Édouard Louis – Im Herzen der Gewalt

Ich finde solche Geschichten ja immer etwas übergriffig. Da lässt einer die Hosen runter, erzählt schonungslos von einem schrecklichen Erlebnis, von Demütigung, Raub, Vergewaltigung, versuchtem Mord. Er beschreibt seine Todesangst, die Schmerzen, das Davor und das Danach, die Konsequenzen, die Rückblenden, die quälenden Gedanken und Erinnerungen. Für ihn ist danach nichts mehr so, wie es vorher war. Das alles schreibt er auf, macht sich nackig, lässt nichts aus, schont und schützt sich nicht.
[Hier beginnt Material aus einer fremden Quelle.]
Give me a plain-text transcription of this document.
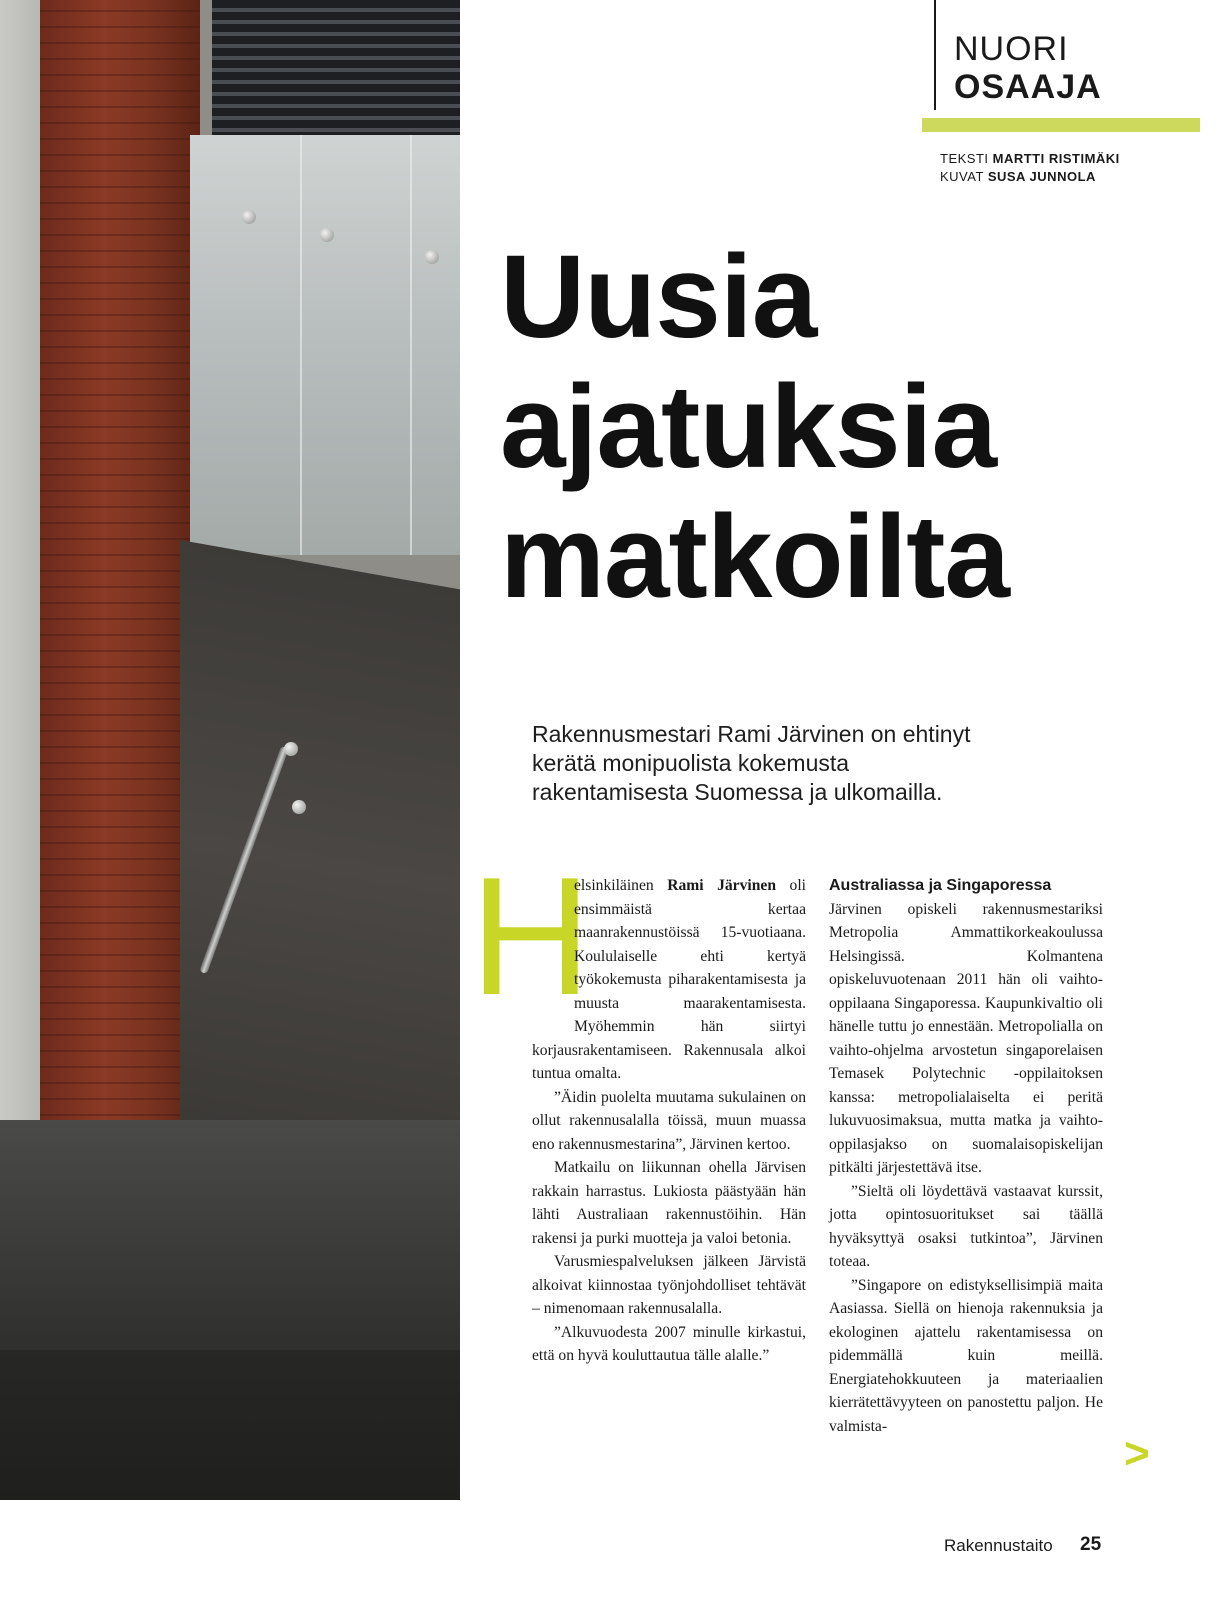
NUORI
OSAAJA
TEKSTI MARTTI RISTIMÄKI
KUVAT SUSA JUNNOLA
Uusia
ajatuksia
matkoilta
Rakennusmestari Rami Järvinen on ehtinyt kerätä monipuolista kokemusta rakentamisesta Suomessa ja ulkomailla.
H

elsinkiläinen Rami Järvinen oli ensimmäistä kertaa maanrakennustöissä 15-vuotiaana. Koululaiselle ehti kertyä työkokemusta piharakentamisesta ja muusta maarakentamisesta. Myöhemmin hän siirtyi korjausrakentamiseen. Rakennusala alkoi tuntua omalta.

”Äidin puolelta muutama sukulainen on ollut rakennusalalla töissä, muun muassa eno rakennusmestarina”, Järvinen kertoo.

Matkailu on liikunnan ohella Järvisen rakkain harrastus. Lukiosta päästyään hän lähti Australiaan rakennustöihin. Hän rakensi ja purki muotteja ja valoi betonia.

Varusmiespalveluksen jälkeen Järvistä alkoivat kiinnostaa työnjohdolliset tehtävät – nimenomaan rakennusalalla.

”Alkuvuodesta 2007 minulle kirkastui, että on hyvä kouluttautua tälle alalle.”

Australiassa ja Singaporessa

Järvinen opiskeli rakennusmestariksi Metropolia Ammattikorkeakoulussa Helsingissä. Kolmantena opiskeluvuotenaan 2011 hän oli vaihto-oppilaana Singaporessa. Kaupunkivaltio oli hänelle tuttu jo ennestään. Metropolialla on vaihto-ohjelma arvostetun singaporelaisen Temasek Polytechnic -oppilaitoksen kanssa: metropolialaiselta ei peritä lukuvuosimaksua, mutta matka ja vaihto-oppilasjakso on suomalaisopiskelijan pitkälti järjestettävä itse.

”Sieltä oli löydettävä vastaavat kurssit, jotta opintosuoritukset sai täällä hyväksyttyä osaksi tutkintoa”, Järvinen toteaa.

”Singapore on edistyksellisimpiä maita Aasiassa. Siellä on hienoja rakennuksia ja ekologinen ajattelu rakentamisessa on pidemmällä kuin meillä. Energiatehokkuuteen ja materiaalien kierrätettävyyteen on panostettu paljon. He valmista-

>
Rakennustaito 25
Was soll, was kann man als normal empfindender Mensch anderes dazu sagen, außer: Chapeau! Kompliment, das ist mutig, wichtig, vorbildlich. Vielleicht noch: tut mir leid, das hat mich tief bewegt, mich wütend und traurig gemacht. Aber es ist richtig und wichtig, dass das mal aufgeschrieben wurde. Nicht nur der Vorfall an sich, auch das Danach, das Verarbeiten, die Strafverfolgung, die erneute Demütigung, all die Urteile und Vorurteile. Das alles passiert ja immer wieder, ist beileibe kein Einzelfall. Ein wichtiges Buch, gerade heutzutage, das einen zwingt, auch mal wieder über Verständnis und Toleranz nachzudenken.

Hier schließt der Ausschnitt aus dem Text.